No es que nos quejemos de vicio, es que no llegamos a entender qué hace falta que suceda para que determinados dirigentes políticos lleguen a abandonar el cargo. Qué debe ocurrir para que reconozcan que se han equivocado. Qué debe acontecer para que admitan que los ciudadanos no están de acuerdo con su modelo de actuación. Ciertamente no lo sabemos, porque no parece ser suficiente haber mentido, o apoyado a personajes nefastos, o protegido a corruptos consumados, o promocionado a incompetentes manifiestos. Tampoco parece suficiente tener alcaldes en el trullo, o consejeros en chirona, o presidentes de diputación entre rejas, o exministros procesados. No parece suficiente ninguna de estas cosas, porque todos aguantan el chaparrón y siguen ligando bronce en playas, montes y praderas o en cabinas con rayos UVA. De manera que solo la estricta aplicación de la ley está sirviendo para ir eliminando esa lacra que ha mancillado el honor que conlleva ocupar determinados cargos. Solo el peso de la justicia está siendo capaz de mover del sillón a determinados caciques y oligarcas que abren o cierran puertas en la adjudicación de contratos, que dejan o no que fluya el caudal de las decisiones, que proponen o aprueban determinadas páginas del BOE o de las autonomías. Mientras tanto, los aparatos de los partidos justifican no tomar medidas contra ese tipo de personajes amparándose en que los desmanes por ellos cometidos no se encuentran tipificados en sus reglamentos de régimen interno: algo tan fútil como admitir que no se puede pasear por Santa Clara si no es presencia de un abogado y tan alejado del sentido común como un pingüino del desierto del Sáhara.

Pero, eso sí, a la hora de defender las poltronas, esos mismos personajes hacen alarde de una aparente dignidad que pretende obnubilar a la gente de buena fe. Para contribuir a ello, ahora han inventado eso de las "líneas rojas que no van a permitir que sean traspasadas": unas "líneas rojas" que a veces corresponden a una interpretación sui generis de las libertades y otras a grandes eslóganes cocidos en la cocina de los partidos y usados a modo de los grandes almacenes como "el día de los enamorados". Pero, eso sí, de manera que puedan hacer ver que su conciencia es tan escrupulosa que no deja hueco para las líneas rojas de los demás. Y es que a cada uno le duele lo suyo y no otra cosa. Así que, unos y otros, están tan contentos de haber ideado eso de las líneas rojas, que también pueden llegar a ser moradas, azules o naranjas, como la unidad indisoluble de España, la modificación de la Constitución o el referéndum de Cataluña.

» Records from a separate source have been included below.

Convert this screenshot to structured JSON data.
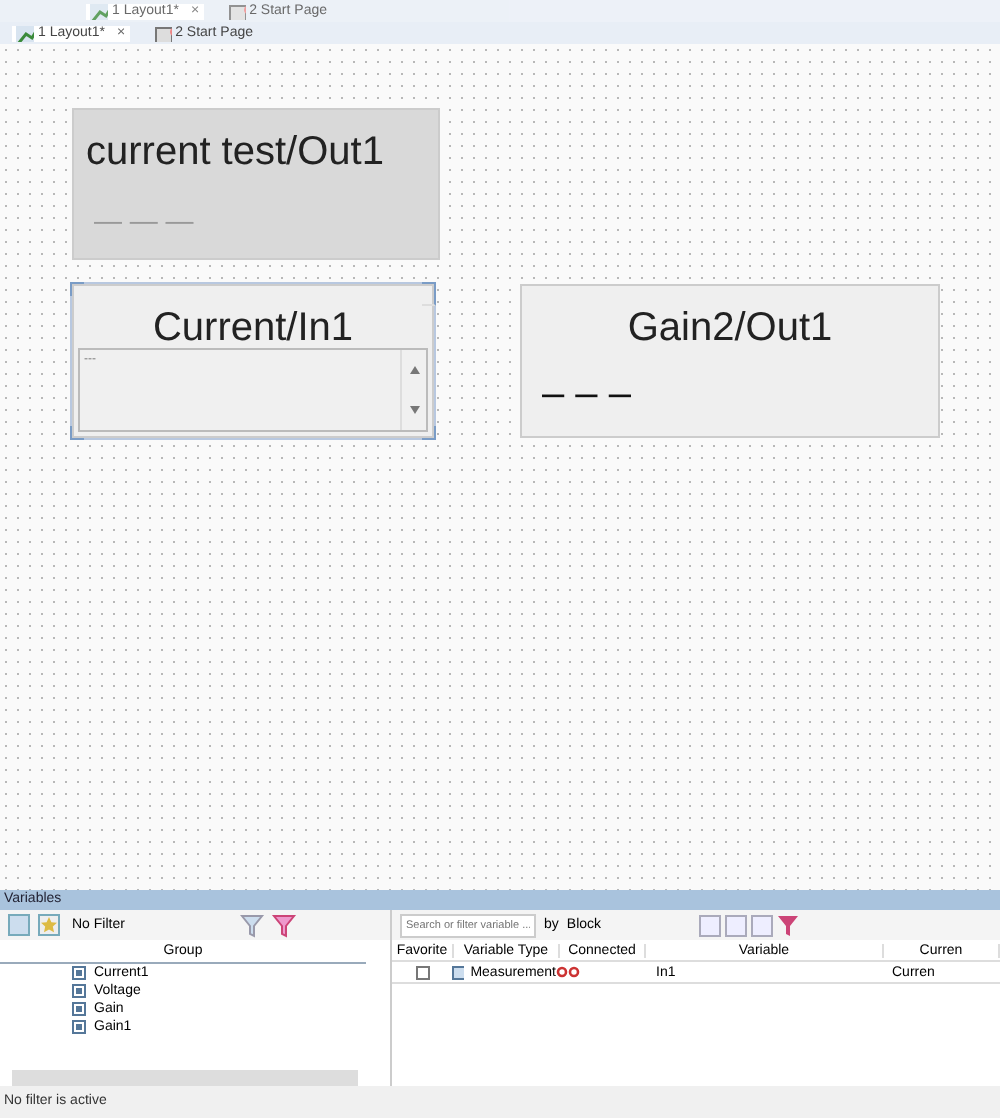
{
  "ghost_tabs": [
    {
      "label": "1 Layout1*",
      "selected": true,
      "close": "×"
    },
    {
      "label": "2 Start Page",
      "selected": false
    }
  ],
  "tabs": [
    {
      "label": "1 Layout1*",
      "selected": true,
      "close": "×"
    },
    {
      "label": "2 Start Page",
      "selected": false
    }
  ],
  "widgets": [
    {
      "kind": "display",
      "title": "current test/Out1",
      "value": "— — —",
      "selected": false,
      "dim": true
    },
    {
      "kind": "spin",
      "title": "Current/In1",
      "value": "---",
      "selected": true,
      "dim": false
    },
    {
      "kind": "display",
      "title": "Gain2/Out1",
      "value": "– – –",
      "selected": false,
      "dim": false
    }
  ],
  "variables": {
    "title": "Variables",
    "filter": "No Filter",
    "group_header": "Group",
    "groups": [
      {
        "name": "Current1"
      },
      {
        "name": "Voltage"
      },
      {
        "name": "Gain"
      },
      {
        "name": "Gain1"
      }
    ],
    "search": {
      "placeholder": "Search or filter variable ..."
    },
    "by_label": "by",
    "by_value": "Block",
    "columns": [
      "Favorite",
      "Variable Type",
      "Connected",
      "Variable",
      "Curren"
    ],
    "rows": [
      {
        "favorite": false,
        "type": "Measurement",
        "connected": true,
        "variable": "In1",
        "column_5": "Curren"
      }
    ]
  },
  "status_bar": "No filter is active"
}
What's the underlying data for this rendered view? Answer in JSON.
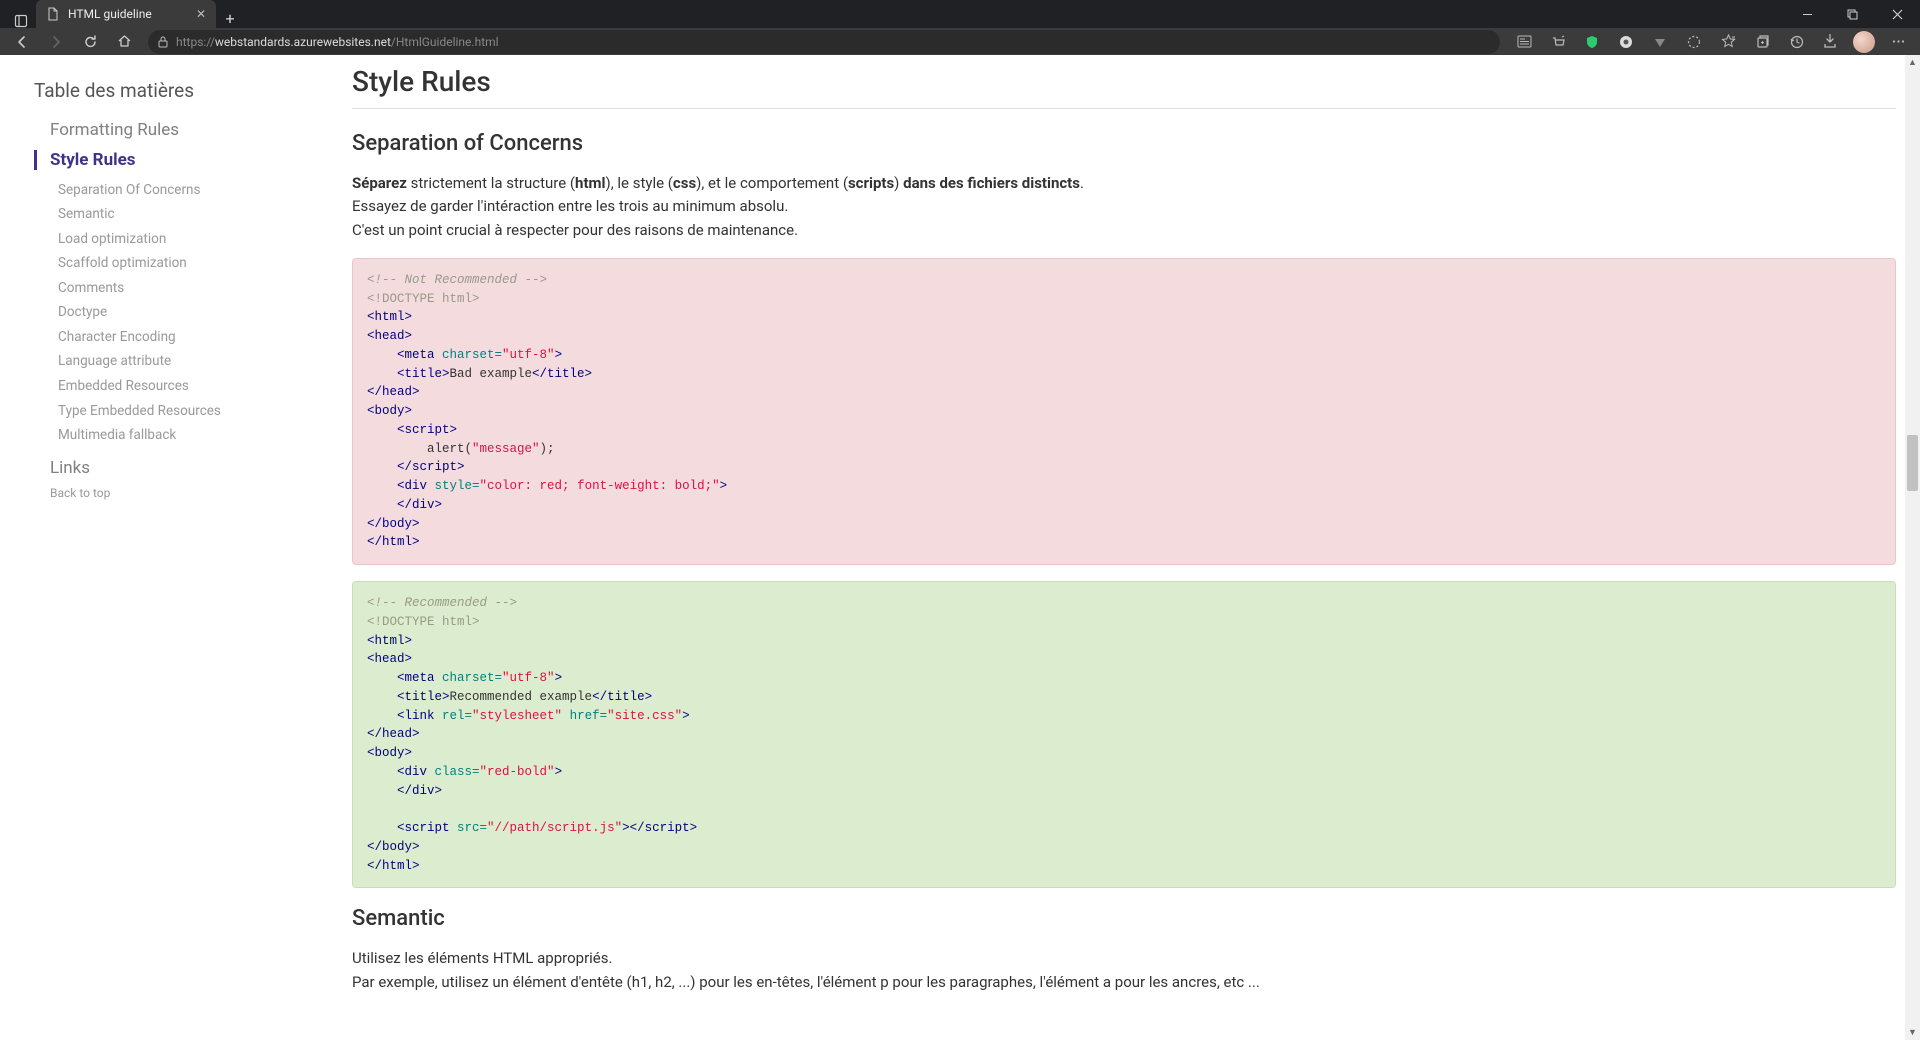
{
  "browser": {
    "tab_title": "HTML guideline",
    "url_host": "webstandards.azurewebsites.net",
    "url_path": "/HtmlGuideline.html"
  },
  "toc": {
    "title": "Table des matières",
    "section1": "Formatting Rules",
    "section2": "Style Rules",
    "items": [
      "Separation Of Concerns",
      "Semantic",
      "Load optimization",
      "Scaffold optimization",
      "Comments",
      "Doctype",
      "Character Encoding",
      "Language attribute",
      "Embedded Resources",
      "Type Embedded Resources",
      "Multimedia fallback"
    ],
    "section3": "Links",
    "back": "Back to top"
  },
  "content": {
    "h1": "Style Rules",
    "soc": {
      "heading": "Separation of Concerns",
      "p1_strong1": "Séparez",
      "p1_t1": " strictement la structure (",
      "p1_b1": "html",
      "p1_t2": "), le style (",
      "p1_b2": "css",
      "p1_t3": "), et le comportement (",
      "p1_b3": "scripts",
      "p1_t4": ") ",
      "p1_strong2": "dans des fichiers distincts",
      "p1_t5": ".",
      "p2": "Essayez de garder l'intéraction entre les trois au minimum absolu.",
      "p3": "C'est un point crucial à respecter pour des raisons de maintenance."
    },
    "code_bad": {
      "c1": "<!-- Not Recommended -->",
      "l2a": "<!DOCTYPE html>",
      "l3": "<html>",
      "l4": "<head>",
      "l5_tag": "<meta",
      "l5_attr": " charset=",
      "l5_str": "\"utf-8\"",
      "l5_end": ">",
      "l6_open": "<title>",
      "l6_text": "Bad example",
      "l6_close": "</title>",
      "l7": "</head>",
      "l8": "<body>",
      "l9": "<script>",
      "l10a": "alert(",
      "l10b": "\"message\"",
      "l10c": ");",
      "l11": "</script>",
      "l12_tag": "<div",
      "l12_attr": " style=",
      "l12_str": "\"color: red; font-weight: bold;\"",
      "l12_end": ">",
      "l13": "</div>",
      "l14": "</body>",
      "l15": "</html>"
    },
    "code_good": {
      "c1": "<!-- Recommended -->",
      "l2a": "<!DOCTYPE html>",
      "l3": "<html>",
      "l4": "<head>",
      "l5_tag": "<meta",
      "l5_attr": " charset=",
      "l5_str": "\"utf-8\"",
      "l5_end": ">",
      "l6_open": "<title>",
      "l6_text": "Recommended example",
      "l6_close": "</title>",
      "l7_tag": "<link",
      "l7_attr1": " rel=",
      "l7_str1": "\"stylesheet\"",
      "l7_attr2": " href=",
      "l7_str2": "\"site.css\"",
      "l7_end": ">",
      "l8": "</head>",
      "l9": "<body>",
      "l10_tag": "<div",
      "l10_attr": " class=",
      "l10_str": "\"red-bold\"",
      "l10_end": ">",
      "l11": "</div>",
      "l13_tag": "<script",
      "l13_attr": " src=",
      "l13_str": "\"//path/script.js\"",
      "l13_end": ">",
      "l13_close": "</script>",
      "l14": "</body>",
      "l15": "</html>"
    },
    "semantic": {
      "heading": "Semantic",
      "p1": "Utilisez les éléments HTML appropriés.",
      "p2": "Par exemple, utilisez un élément d'entête (h1, h2, ...) pour les en-têtes, l'élément p pour les paragraphes, l'élément a pour les ancres, etc ..."
    }
  }
}
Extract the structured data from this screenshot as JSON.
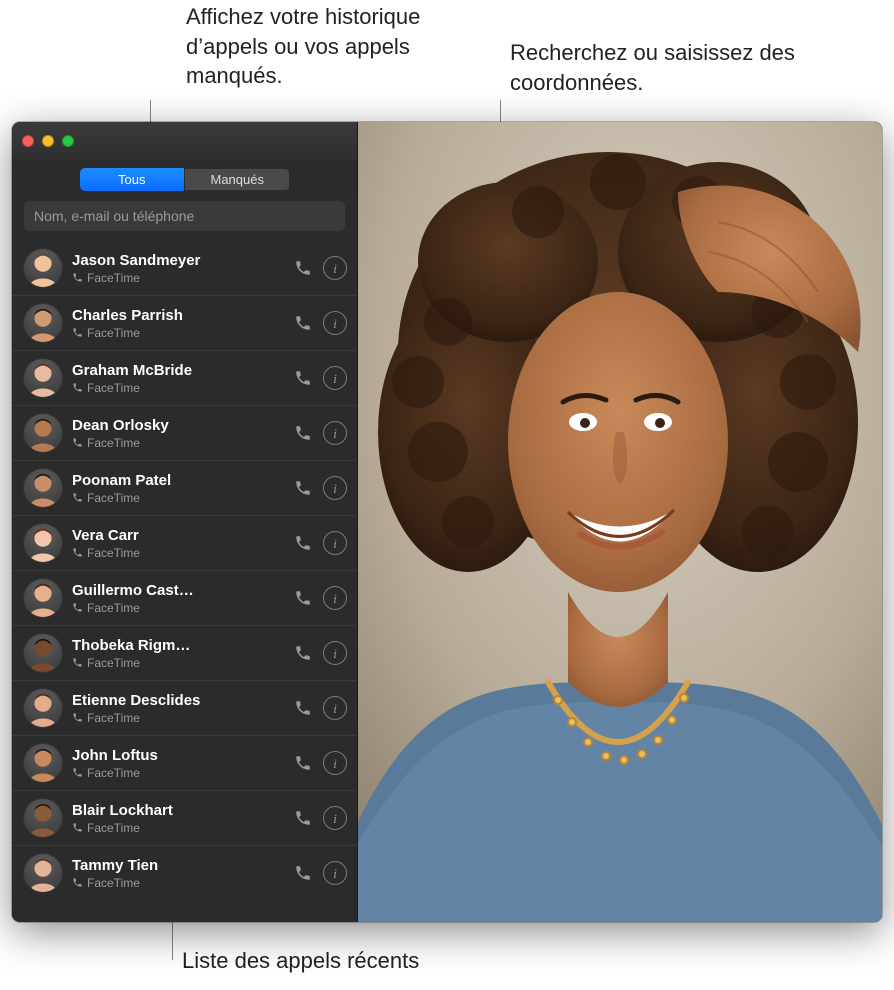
{
  "callouts": {
    "tabs": "Affichez votre historique d’appels ou vos appels manqués.",
    "search": "Recherchez ou saisissez des coordonnées.",
    "list": "Liste des appels récents"
  },
  "window": {
    "traffic_close": "close",
    "traffic_min": "minimize",
    "traffic_zoom": "zoom"
  },
  "tabs": {
    "all": "Tous",
    "missed": "Manqués"
  },
  "search": {
    "placeholder": "Nom, e-mail ou téléphone",
    "value": ""
  },
  "list_sub_label": "FaceTime",
  "contacts": [
    {
      "name": "Jason Sandmeyer",
      "skin": "skin-a"
    },
    {
      "name": "Charles Parrish",
      "skin": "skin-b"
    },
    {
      "name": "Graham McBride",
      "skin": "skin-c"
    },
    {
      "name": "Dean Orlosky",
      "skin": "skin-d"
    },
    {
      "name": "Poonam Patel",
      "skin": "skin-e"
    },
    {
      "name": "Vera Carr",
      "skin": "skin-f"
    },
    {
      "name": "Guillermo Cast…",
      "skin": "skin-g"
    },
    {
      "name": "Thobeka Rigm…",
      "skin": "skin-h"
    },
    {
      "name": "Etienne Desclides",
      "skin": "skin-i"
    },
    {
      "name": "John Loftus",
      "skin": "skin-j"
    },
    {
      "name": "Blair Lockhart",
      "skin": "skin-k"
    },
    {
      "name": "Tammy Tien",
      "skin": "skin-l"
    }
  ],
  "icons": {
    "phone": "phone-icon",
    "info": "info-icon",
    "handset": "handset-icon"
  }
}
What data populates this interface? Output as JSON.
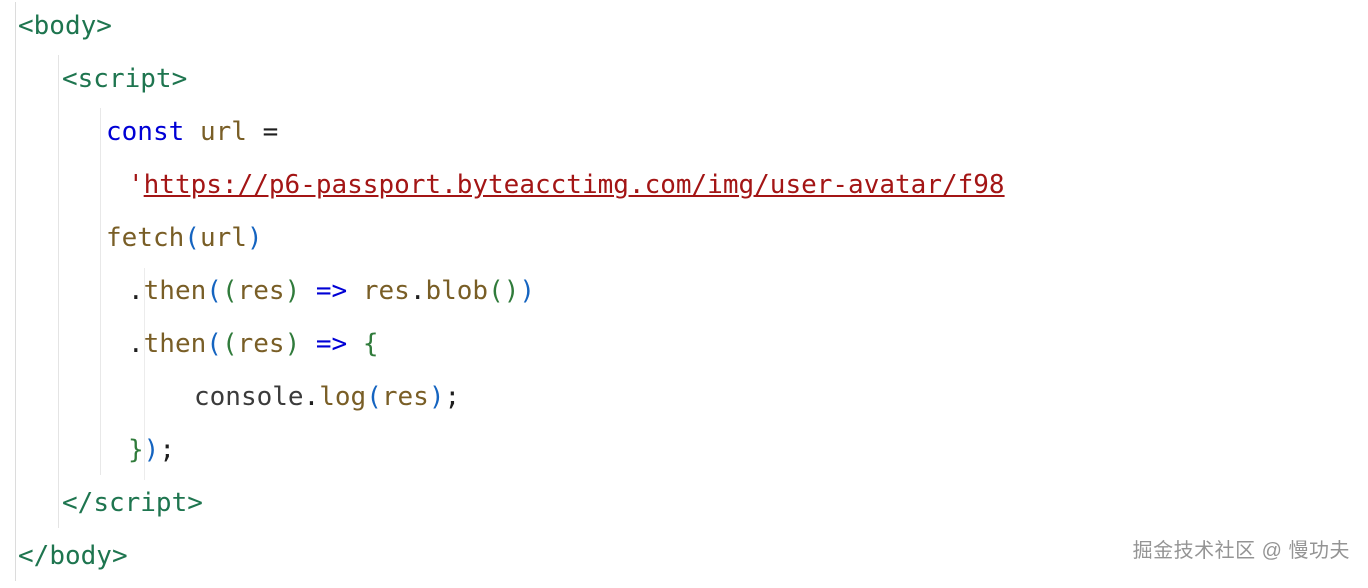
{
  "code": {
    "line1": {
      "open": "<",
      "tag": "body",
      "close": ">"
    },
    "line2": {
      "open": "<",
      "tag": "script",
      "close": ">"
    },
    "line3": {
      "kw": "const",
      "name": "url",
      "eq": "="
    },
    "line4": {
      "q1": "'",
      "url": "https://p6-passport.byteacctimg.com/img/user-avatar/f98"
    },
    "line5": {
      "fn": "fetch",
      "lp": "(",
      "arg": "url",
      "rp": ")"
    },
    "line6": {
      "dot": ".",
      "then": "then",
      "lp1": "(",
      "lp2": "(",
      "arg": "res",
      "rp2": ")",
      "arrow": "=>",
      "obj": "res",
      "dot2": ".",
      "blob": "blob",
      "lp3": "(",
      "rp3": ")",
      "rp1": ")"
    },
    "line7": {
      "dot": ".",
      "then": "then",
      "lp1": "(",
      "lp2": "(",
      "arg": "res",
      "rp2": ")",
      "arrow": "=>",
      "brace": "{"
    },
    "line8": {
      "console": "console",
      "dot": ".",
      "log": "log",
      "lp": "(",
      "arg": "res",
      "rp": ")",
      "semi": ";"
    },
    "line9": {
      "brace": "}",
      "rp": ")",
      "semi": ";"
    },
    "line10": {
      "open": "</",
      "tag": "script",
      "close": ">"
    },
    "line11": {
      "open": "</",
      "tag": "body",
      "close": ">"
    }
  },
  "watermark": "掘金技术社区 @ 慢功夫"
}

Se echa de menos que con el comienzo del nuevo año, en el que todo el mundo suele hacer buenos propósitos, no hayan caído en la cuenta de incluir algunas de las reivindicaciones ciudadanas, como lo puedan ser la implantación de la democracia interna en los partidos o la reestructuración de las instituciones, cuya obsolescencia, sobredimensión, deficiente organización o falta de productividad lo están pidiendo a gritos. Pero nadie osa ponerlas en cuestión, por aquello de que los amigos, familiares y simpatizantes que allí se encuentran estratégicamente colocados no lleguen a molestarse y les dé por cambiarse de asiento.

De manera que si a alguien le diera por aplicar a esas líneas rojas el lenguaje matemático de los conjuntos, vería una serie de conjuntos disjuntos, ya que cada partido solo está dispuesto a usar las líneas rojas propias. Solamente en casos excepcionales podría haber una mínima zona de intersección que correspondería a esa garrapata endémica de querer ser dueño del cotarro o señorito del cortijo, porque el resto de los espacios aparecerían ocupados por un arco iris de líneas rojas, azules, moradas, o naranjas, o de cualquier otro color, ocultando esa altura de miras que todos reclaman, pero que ninguno practica.